Green Dot’s mission statement is to enact a culture shift where personal-based power violence is not tolerated, and every member of the community does their part to make it safer. Evidence of the culture shift at UVA has already been demonstrated, and the program is looking forward to more growth this semester.

Francesca Tripodi, PhD intern with the Office of the Dean of Students, took up the job of coordinating Green Dot, and commented on the response from students during Green Dot Week.

“During Green Dot Week we had an interactive map up in Newcomb, and while I was tabling and asking people to add their dot, people weren’t asking me what Green Dot was anymore, and were generally supportive of the program,” said Tripodi. “In the bystander trainings that first-years have attended, they talk a lot about how first-year cohort has made Green Dot lingo a part of their colloquial language.”

Green Dot’s goals for this semester are to fill all of their bystander trainingsand to fill the upcoming Green Dot Institute. The Green Dot Institute provides the opportunity to students who have already been trained or have signed up for a training to be certified to deliver content to their fellow students. Long-term, the program hopes to have the critical mass of the UVA student body bystander trained and to continue to increase the number of people qualified to deliver content so the need for trainings can be met.

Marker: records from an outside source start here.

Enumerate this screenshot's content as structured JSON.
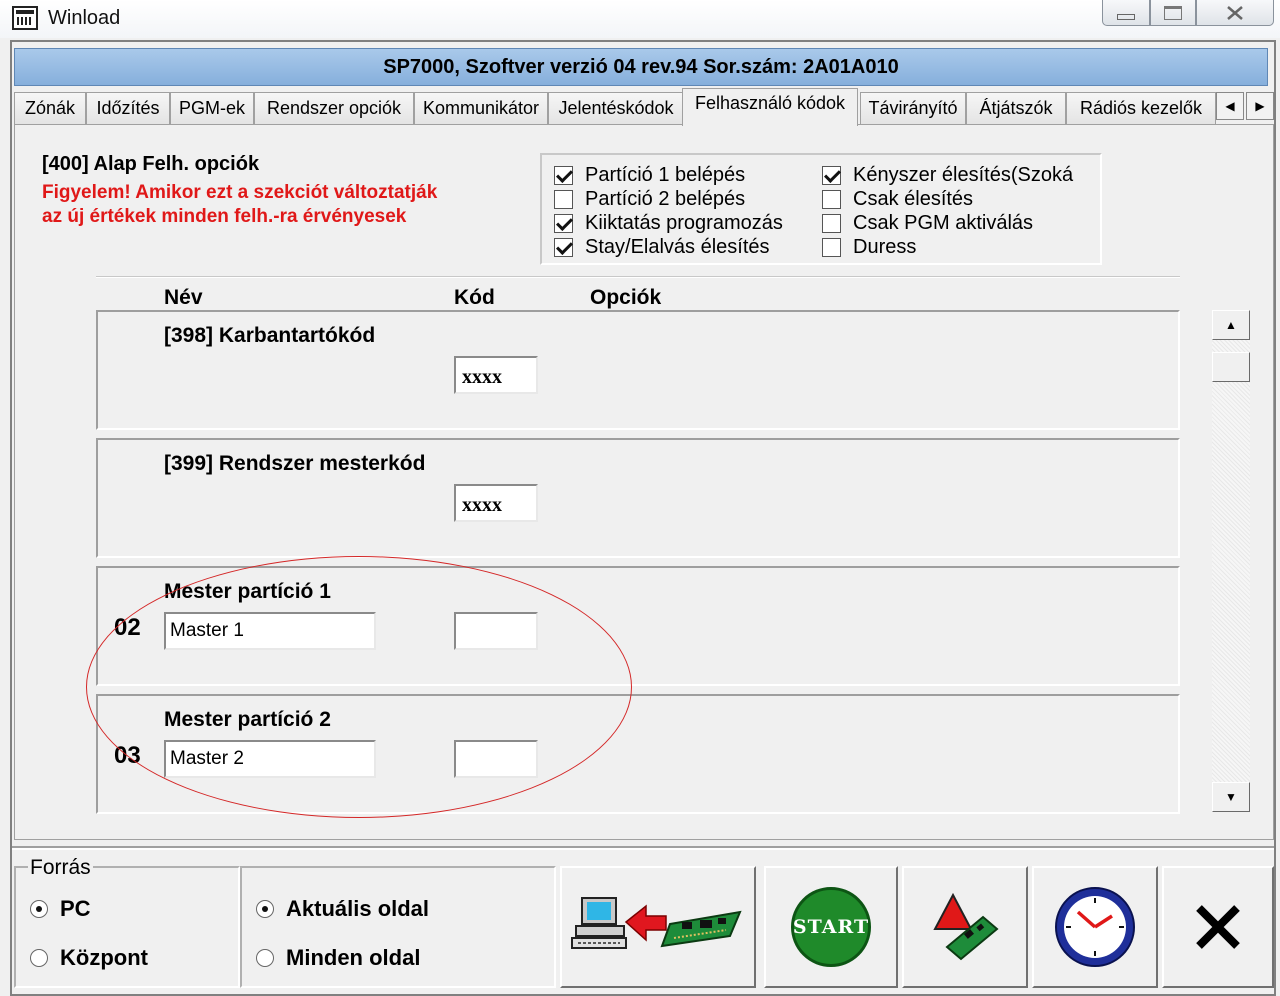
{
  "window": {
    "title": "Winload"
  },
  "header": {
    "title": "SP7000, Szoftver verzió 04 rev.94 Sor.szám: 2A01A010"
  },
  "tabs": [
    {
      "label": "Zónák",
      "active": false
    },
    {
      "label": "Időzítés",
      "active": false
    },
    {
      "label": "PGM-ek",
      "active": false
    },
    {
      "label": "Rendszer opciók",
      "active": false
    },
    {
      "label": "Kommunikátor",
      "active": false
    },
    {
      "label": "Jelentéskódok",
      "active": false
    },
    {
      "label": "Felhasználó kódok",
      "active": true
    },
    {
      "label": "Távirányító",
      "active": false
    },
    {
      "label": "Átjátszók",
      "active": false
    },
    {
      "label": "Rádiós kezelők",
      "active": false
    }
  ],
  "options_section": {
    "title": "[400] Alap Felh. opciók",
    "warning": "Figyelem! Amikor ezt a szekciót változtatják\naz új értékek minden felh.-ra érvényesek",
    "checkboxes": [
      {
        "label": "Partíció 1 belépés",
        "checked": true
      },
      {
        "label": "Partíció 2 belépés",
        "checked": false
      },
      {
        "label": "Kiiktatás programozás",
        "checked": true
      },
      {
        "label": "Stay/Elalvás élesítés",
        "checked": true
      },
      {
        "label": "Kényszer élesítés(Szoká",
        "checked": true
      },
      {
        "label": "Csak élesítés",
        "checked": false
      },
      {
        "label": "Csak PGM aktiválás",
        "checked": false
      },
      {
        "label": "Duress",
        "checked": false
      }
    ]
  },
  "columns": {
    "name": "Név",
    "code": "Kód",
    "options": "Opciók"
  },
  "users": [
    {
      "title": "[398] Karbantartókód",
      "number": "",
      "name_value": "",
      "code_value": "xxxx"
    },
    {
      "title": "[399] Rendszer mesterkód",
      "number": "",
      "name_value": "",
      "code_value": "xxxx"
    },
    {
      "title": "Mester partíció 1",
      "number": "02",
      "name_value": "Master 1",
      "code_value": ""
    },
    {
      "title": "Mester partíció 2",
      "number": "03",
      "name_value": "Master 2",
      "code_value": ""
    }
  ],
  "source_group": {
    "label": "Forrás",
    "options": [
      {
        "label": "PC",
        "selected": true
      },
      {
        "label": "Központ",
        "selected": false
      }
    ]
  },
  "page_group": {
    "options": [
      {
        "label": "Aktuális oldal",
        "selected": true
      },
      {
        "label": "Minden oldal",
        "selected": false
      }
    ]
  },
  "actions": {
    "start_label": "START"
  },
  "colors": {
    "header_bg": "#8fb4df",
    "warning": "#e01818",
    "start_green": "#1f8a2a",
    "annotation_oval": "#d42828"
  },
  "icons": [
    "app-icon",
    "minimize-icon",
    "maximize-icon",
    "close-icon",
    "tab-scroll-left-icon",
    "tab-scroll-right-icon",
    "scroll-up-icon",
    "scroll-down-icon",
    "pc-to-panel-icon",
    "panel-compare-icon",
    "clock-icon",
    "cancel-x-icon"
  ]
}
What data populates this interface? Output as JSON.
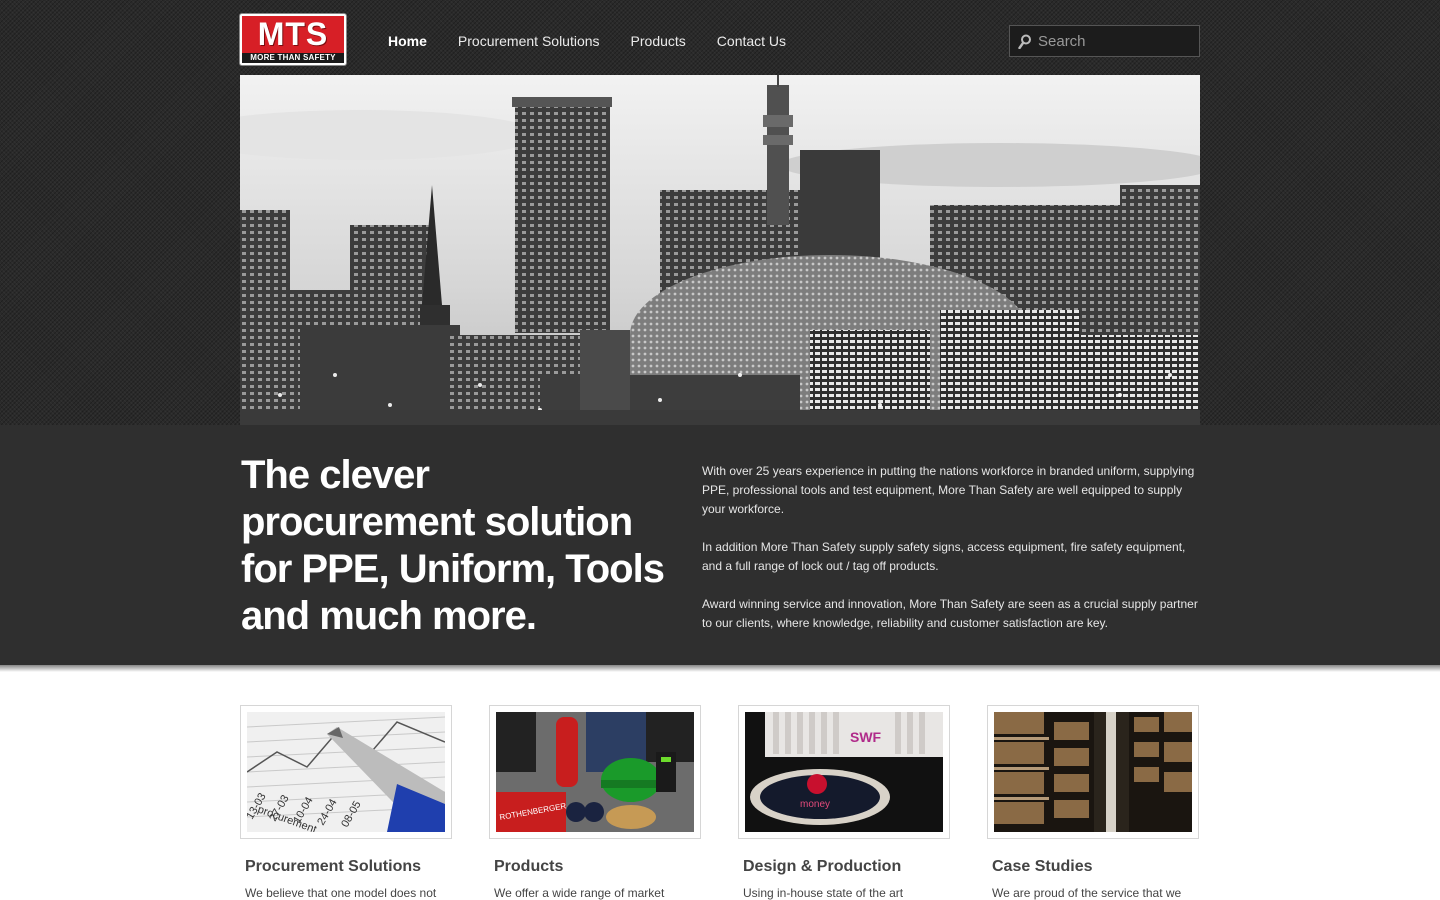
{
  "logo": {
    "mark": "MTS",
    "tagline": "MORE THAN SAFETY"
  },
  "nav": {
    "items": [
      "Home",
      "Procurement Solutions",
      "Products",
      "Contact Us"
    ],
    "active": "Home"
  },
  "search": {
    "placeholder": "Search",
    "icon": "search-icon"
  },
  "hero": {
    "image": "city-skyline-photo"
  },
  "intro": {
    "headline": "The clever procurement solution for PPE, Uniform, Tools and much more.",
    "paragraphs": [
      "With over 25 years experience in putting the nations workforce in branded uniform, supplying PPE, professional tools and test equipment, More Than Safety are well equipped to supply your workforce.",
      "In addition More Than Safety supply safety signs, access equipment, fire safety equipment, and a full range of lock out / tag off products.",
      "Award winning service and innovation, More Than Safety are seen as a crucial supply partner to our clients, where knowledge, reliability and customer satisfaction are key."
    ]
  },
  "cards": [
    {
      "title": "Procurement Solutions",
      "text": "We believe that one model does not",
      "image": "pen-chart-photo"
    },
    {
      "title": "Products",
      "text": "We offer a wide range of market",
      "image": "ppe-products-photo"
    },
    {
      "title": "Design & Production",
      "text": "Using  in-house state of the art",
      "image": "embroidery-machine-photo"
    },
    {
      "title": "Case Studies",
      "text": "We are proud of the service that we",
      "image": "warehouse-shelves-photo"
    }
  ],
  "colors": {
    "brand_red": "#d71f26",
    "band_dark": "#2f2f2f",
    "header_dark": "#2a2a2a"
  }
}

“Ultimately, the goal is for the program to be obsolete,” said Tripodi. “One day it will be part of the expected norms here, like honor, and everyone will be expected to do their part.”

After being trained, students can sign up to be Campus Ambassadors and recruit other students to get involved in the program. Green Dot hopes to continue to provide avenues for students who have been trained to continue their involvement with the initiative.

“Instead of just thinking about how it is important to share the idea of being an active bystander and encouraging a safer UVA community, I now feel an excitement and a commitment to making this change in the UVA community,” said second-year student and Campus Ambassador, Sara Calder. “I actively talk with my friends and strangers alike about Green Dot at practices, meetings, and parties because I want other to feel enabled and excited to make UVA a better place.”